In fact, if you haven’t knowingly and intentionally hurt someone, the reason they don’t love you isn’t that important either. Because there’s nothing you can do about it.
And you can turn around in bed, not sleep at night and ask where you went wrong. What you did wrong or said. Is it something taken out of context? So you can try to prove everything over and over again, remind them of who you really are. How much do you care and… to make mistakes.
Hope. So be disappointed again.
Spend on someone you can’t convince. You can give him your whole self. You can be the most careful. The most generous. The kindest. You can vibrate in his company and be the best version of yourself. Jump on the hop.
Priorities ??!
If someone doesn’t see, everything you were and what you are, if you have to pay attention to every movement, every word spoken, if you can’t be you… the true you… And good and cheerful and quick in words and sad and silent and the one who allowed to make mistakes. Who will not take it for evil… if you are not “allowed”, what he is. If only you try, and on the other hand you come across a wall li is it worth it?
This year has taught me that I need to learn to give up.
She taught me that life is short. That we do not take for granted the people we love and who love us. It’s like he’ll be here tomorrow. Because maybe not.

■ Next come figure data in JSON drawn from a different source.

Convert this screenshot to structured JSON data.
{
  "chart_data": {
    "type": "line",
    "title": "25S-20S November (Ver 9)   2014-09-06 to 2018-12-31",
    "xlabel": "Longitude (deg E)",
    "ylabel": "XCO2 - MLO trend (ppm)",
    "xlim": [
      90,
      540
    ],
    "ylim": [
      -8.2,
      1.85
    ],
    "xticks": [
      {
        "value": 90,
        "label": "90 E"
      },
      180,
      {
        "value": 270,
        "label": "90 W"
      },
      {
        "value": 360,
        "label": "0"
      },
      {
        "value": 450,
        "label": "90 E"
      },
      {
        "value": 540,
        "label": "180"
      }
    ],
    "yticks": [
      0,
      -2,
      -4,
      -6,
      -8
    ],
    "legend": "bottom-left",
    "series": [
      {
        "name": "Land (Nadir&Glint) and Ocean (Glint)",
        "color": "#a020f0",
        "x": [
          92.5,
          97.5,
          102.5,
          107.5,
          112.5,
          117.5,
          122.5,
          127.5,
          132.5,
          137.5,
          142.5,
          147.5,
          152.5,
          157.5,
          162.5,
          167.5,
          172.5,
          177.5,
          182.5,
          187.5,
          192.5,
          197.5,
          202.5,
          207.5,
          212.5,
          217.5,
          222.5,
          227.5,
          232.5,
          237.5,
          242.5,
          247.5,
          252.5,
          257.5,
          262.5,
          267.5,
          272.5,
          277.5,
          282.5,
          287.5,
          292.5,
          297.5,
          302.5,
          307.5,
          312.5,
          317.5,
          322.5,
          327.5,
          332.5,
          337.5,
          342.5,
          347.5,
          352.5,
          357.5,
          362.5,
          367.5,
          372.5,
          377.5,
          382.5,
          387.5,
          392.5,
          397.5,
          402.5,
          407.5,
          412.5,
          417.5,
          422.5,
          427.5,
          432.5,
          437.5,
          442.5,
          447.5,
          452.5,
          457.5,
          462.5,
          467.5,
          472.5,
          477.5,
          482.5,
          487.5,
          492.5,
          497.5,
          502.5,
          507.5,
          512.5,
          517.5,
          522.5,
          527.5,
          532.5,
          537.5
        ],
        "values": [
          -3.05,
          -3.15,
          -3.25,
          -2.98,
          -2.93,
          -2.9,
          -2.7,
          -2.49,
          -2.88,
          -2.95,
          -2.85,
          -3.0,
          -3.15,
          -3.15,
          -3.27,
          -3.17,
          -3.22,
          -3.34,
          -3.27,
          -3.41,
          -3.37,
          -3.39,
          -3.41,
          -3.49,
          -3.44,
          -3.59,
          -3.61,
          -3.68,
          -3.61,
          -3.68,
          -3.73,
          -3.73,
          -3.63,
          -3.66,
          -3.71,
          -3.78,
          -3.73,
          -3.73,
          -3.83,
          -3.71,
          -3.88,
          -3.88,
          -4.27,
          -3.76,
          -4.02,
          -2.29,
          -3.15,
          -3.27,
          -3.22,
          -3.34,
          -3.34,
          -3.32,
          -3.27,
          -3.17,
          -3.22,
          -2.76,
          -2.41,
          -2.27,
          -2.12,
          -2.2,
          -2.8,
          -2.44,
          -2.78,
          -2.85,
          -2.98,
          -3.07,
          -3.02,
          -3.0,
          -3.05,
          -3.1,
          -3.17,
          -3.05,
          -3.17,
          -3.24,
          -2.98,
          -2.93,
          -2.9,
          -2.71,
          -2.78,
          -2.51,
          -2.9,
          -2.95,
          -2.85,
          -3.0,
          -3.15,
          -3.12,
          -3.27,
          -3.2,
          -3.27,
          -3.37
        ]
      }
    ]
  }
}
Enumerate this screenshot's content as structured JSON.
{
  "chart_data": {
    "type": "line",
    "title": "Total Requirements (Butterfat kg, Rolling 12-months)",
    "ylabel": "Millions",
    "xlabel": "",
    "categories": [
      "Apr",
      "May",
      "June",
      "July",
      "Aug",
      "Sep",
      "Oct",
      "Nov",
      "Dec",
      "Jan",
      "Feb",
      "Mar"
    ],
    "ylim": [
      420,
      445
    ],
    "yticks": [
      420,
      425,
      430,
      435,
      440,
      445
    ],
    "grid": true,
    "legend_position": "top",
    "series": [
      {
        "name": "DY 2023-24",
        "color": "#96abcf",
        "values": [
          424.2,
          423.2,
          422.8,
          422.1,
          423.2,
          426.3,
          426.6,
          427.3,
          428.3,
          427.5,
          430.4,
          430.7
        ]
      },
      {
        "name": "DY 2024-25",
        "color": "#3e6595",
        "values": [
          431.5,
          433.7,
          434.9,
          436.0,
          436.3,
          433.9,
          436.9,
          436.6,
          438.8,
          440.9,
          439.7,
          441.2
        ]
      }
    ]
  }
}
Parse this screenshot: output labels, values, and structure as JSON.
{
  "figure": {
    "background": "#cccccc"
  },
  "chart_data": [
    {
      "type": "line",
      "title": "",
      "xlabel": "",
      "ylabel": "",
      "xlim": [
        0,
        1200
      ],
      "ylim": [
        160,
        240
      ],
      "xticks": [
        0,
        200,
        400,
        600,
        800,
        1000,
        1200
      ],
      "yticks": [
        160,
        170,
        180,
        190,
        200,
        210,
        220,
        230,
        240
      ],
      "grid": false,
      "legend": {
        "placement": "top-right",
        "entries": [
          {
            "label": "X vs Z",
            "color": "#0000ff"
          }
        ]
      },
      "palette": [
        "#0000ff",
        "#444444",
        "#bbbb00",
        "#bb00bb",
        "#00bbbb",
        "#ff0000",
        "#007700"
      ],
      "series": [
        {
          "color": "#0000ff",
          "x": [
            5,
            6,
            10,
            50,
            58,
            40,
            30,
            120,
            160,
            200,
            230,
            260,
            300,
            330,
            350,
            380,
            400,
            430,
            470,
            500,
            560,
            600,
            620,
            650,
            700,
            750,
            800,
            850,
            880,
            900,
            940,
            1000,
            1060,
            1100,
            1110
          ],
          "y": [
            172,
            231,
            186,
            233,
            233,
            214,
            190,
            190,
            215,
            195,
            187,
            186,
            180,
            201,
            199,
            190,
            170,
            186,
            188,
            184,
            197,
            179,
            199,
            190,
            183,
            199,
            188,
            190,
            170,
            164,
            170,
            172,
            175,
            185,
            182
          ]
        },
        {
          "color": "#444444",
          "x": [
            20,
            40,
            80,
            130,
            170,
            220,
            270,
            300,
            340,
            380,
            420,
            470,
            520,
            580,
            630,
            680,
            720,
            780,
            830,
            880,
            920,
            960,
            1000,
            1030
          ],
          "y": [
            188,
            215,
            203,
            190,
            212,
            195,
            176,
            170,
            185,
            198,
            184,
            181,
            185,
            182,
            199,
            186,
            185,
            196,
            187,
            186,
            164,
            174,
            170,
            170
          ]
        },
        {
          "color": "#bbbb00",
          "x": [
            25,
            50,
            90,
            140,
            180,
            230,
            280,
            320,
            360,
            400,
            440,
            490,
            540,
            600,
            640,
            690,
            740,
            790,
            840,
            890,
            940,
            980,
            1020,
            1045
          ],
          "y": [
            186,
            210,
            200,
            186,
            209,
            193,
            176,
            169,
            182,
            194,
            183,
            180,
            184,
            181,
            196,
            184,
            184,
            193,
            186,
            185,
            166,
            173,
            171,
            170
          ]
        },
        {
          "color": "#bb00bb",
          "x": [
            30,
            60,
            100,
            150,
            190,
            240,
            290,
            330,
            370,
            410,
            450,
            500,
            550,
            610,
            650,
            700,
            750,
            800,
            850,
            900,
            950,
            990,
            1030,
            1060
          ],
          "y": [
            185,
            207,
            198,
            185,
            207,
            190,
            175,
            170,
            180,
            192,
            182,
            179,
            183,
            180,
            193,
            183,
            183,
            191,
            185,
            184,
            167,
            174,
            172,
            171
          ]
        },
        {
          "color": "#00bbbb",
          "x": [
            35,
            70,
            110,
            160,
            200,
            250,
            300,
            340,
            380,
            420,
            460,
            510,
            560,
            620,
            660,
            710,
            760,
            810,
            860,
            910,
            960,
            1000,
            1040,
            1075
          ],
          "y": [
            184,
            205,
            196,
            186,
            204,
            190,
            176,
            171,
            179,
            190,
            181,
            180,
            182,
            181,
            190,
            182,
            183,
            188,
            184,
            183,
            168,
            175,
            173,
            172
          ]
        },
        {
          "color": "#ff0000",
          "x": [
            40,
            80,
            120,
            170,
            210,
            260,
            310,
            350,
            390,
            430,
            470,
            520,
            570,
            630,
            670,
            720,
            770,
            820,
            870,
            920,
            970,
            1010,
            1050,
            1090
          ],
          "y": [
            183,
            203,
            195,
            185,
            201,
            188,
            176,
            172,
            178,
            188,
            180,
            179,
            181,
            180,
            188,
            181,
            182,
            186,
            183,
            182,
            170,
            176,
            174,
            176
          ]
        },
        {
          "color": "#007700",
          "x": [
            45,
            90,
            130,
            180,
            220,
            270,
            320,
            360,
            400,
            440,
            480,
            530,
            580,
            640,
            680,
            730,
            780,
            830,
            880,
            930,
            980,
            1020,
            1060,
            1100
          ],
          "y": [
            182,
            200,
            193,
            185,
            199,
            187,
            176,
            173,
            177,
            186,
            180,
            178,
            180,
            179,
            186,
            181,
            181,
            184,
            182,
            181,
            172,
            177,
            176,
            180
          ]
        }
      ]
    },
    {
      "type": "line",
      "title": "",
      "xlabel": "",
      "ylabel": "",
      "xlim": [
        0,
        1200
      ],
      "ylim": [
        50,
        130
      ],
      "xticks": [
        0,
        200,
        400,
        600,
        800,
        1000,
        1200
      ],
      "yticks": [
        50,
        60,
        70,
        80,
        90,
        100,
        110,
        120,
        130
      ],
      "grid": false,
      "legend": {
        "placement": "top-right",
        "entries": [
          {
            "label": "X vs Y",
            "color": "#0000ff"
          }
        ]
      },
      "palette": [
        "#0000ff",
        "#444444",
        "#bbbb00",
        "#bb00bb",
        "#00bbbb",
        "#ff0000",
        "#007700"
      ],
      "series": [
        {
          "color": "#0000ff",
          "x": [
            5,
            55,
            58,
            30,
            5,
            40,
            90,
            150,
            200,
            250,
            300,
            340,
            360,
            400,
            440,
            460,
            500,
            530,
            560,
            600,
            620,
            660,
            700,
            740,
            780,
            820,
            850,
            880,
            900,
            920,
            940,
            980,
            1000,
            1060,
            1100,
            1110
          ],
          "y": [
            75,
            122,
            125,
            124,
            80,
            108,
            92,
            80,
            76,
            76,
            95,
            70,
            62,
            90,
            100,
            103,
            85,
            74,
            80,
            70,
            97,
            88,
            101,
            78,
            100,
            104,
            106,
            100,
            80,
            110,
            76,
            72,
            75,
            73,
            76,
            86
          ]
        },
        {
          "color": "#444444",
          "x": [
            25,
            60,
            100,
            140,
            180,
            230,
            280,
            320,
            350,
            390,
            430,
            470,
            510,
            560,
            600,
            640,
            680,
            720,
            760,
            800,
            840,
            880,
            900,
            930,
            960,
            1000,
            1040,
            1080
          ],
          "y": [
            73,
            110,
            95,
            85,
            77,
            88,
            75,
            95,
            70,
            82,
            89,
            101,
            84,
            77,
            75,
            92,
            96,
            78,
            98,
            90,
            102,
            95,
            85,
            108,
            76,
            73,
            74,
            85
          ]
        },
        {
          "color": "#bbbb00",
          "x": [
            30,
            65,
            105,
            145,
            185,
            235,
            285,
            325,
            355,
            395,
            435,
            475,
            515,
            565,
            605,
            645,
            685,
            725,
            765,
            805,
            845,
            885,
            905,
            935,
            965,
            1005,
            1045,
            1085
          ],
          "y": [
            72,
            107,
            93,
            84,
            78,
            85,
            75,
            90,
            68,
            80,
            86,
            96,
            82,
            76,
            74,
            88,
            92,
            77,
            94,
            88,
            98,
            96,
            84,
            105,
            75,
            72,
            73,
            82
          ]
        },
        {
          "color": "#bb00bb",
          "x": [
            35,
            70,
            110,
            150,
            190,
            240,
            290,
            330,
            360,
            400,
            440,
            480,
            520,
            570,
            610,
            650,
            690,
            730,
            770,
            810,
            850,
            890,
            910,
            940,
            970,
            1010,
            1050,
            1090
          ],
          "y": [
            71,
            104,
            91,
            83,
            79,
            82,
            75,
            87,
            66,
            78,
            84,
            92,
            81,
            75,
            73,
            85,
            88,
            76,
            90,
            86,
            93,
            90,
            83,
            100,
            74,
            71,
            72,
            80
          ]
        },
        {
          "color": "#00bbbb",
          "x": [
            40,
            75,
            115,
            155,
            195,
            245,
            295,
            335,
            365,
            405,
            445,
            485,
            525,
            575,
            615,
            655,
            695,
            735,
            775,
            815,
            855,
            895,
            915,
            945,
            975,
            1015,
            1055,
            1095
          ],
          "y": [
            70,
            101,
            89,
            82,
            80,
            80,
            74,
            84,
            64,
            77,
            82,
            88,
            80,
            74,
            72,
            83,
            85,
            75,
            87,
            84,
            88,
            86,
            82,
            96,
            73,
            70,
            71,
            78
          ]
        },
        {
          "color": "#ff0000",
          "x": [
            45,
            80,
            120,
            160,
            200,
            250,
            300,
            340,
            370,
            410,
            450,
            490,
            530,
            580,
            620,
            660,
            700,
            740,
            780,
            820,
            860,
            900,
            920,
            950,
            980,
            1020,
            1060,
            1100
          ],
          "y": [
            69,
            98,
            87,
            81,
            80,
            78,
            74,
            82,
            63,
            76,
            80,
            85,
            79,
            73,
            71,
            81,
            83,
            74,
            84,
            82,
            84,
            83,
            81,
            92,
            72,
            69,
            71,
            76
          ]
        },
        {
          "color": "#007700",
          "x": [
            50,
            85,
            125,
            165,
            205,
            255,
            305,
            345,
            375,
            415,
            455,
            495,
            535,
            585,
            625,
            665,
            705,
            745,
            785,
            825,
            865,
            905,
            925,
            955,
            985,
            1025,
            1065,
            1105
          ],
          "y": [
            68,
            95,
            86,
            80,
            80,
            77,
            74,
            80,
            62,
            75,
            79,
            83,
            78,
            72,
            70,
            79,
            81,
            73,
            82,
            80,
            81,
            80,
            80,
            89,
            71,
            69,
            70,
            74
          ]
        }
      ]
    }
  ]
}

She taught me that every moment I tried to prove to someone that I wasn’t, but I really wasn’t “what” they think I was, was a moment less with those who knew and loved me.
She taught me that you never know when you last see someone. That death is not announced.
She taught me that lost time cannot be regained. Maybe I should have been more present, hugged more often, loved more. More to say I love. That I care.
She taught me that time invested in people is important. And be careful who I spend it on.
She taught me to give to those who deserve it. Who sees me as I am. Sarcastic. Cynical. Weeping. Curious. Talkative. Smiling. Sad. Euphoric. Enthusiastic. Sensitive. Withdrawn. Open. Jaku. Crazy. I swear. Forgetful. Interesting. Annoying. Nervous. Calm down. With all its contrasts. And… they are still there.
She taught me that when it’s hardest, you see most clearly.
She taught me that someone doesn’t have to be close to you to be close.
She taught me not to hold back tears. That you have to cry.
That some losses are never overcome. That time does not heal all wounds.
She taught me to appreciate everything and who I have. To see that I have a lot and that I never take it for granted.
She taught me that it is good to have a child in you. To dream, to desire fervently, and to love unconditionally. Laugh out loud. Look forward to the little things.
She taught me to take risks. To seize the opportunity, when it is in front of me. And just then I give my best.
Not to be afraid!
She taught me to see that I could do more. Not to be underestimated.
She taught me that sometimes you need to put yourself first.
She taught me to be strong!
But that I have a right to be weak too.
Most importantly, she taught me not to waste time. To say today that I love. Let me hug today. To kiss today. Let me dare today!
To act on important, but really important things, I act as if there is no tomorrow!
Wonderful post.
The hardest lessons are always the most valuable.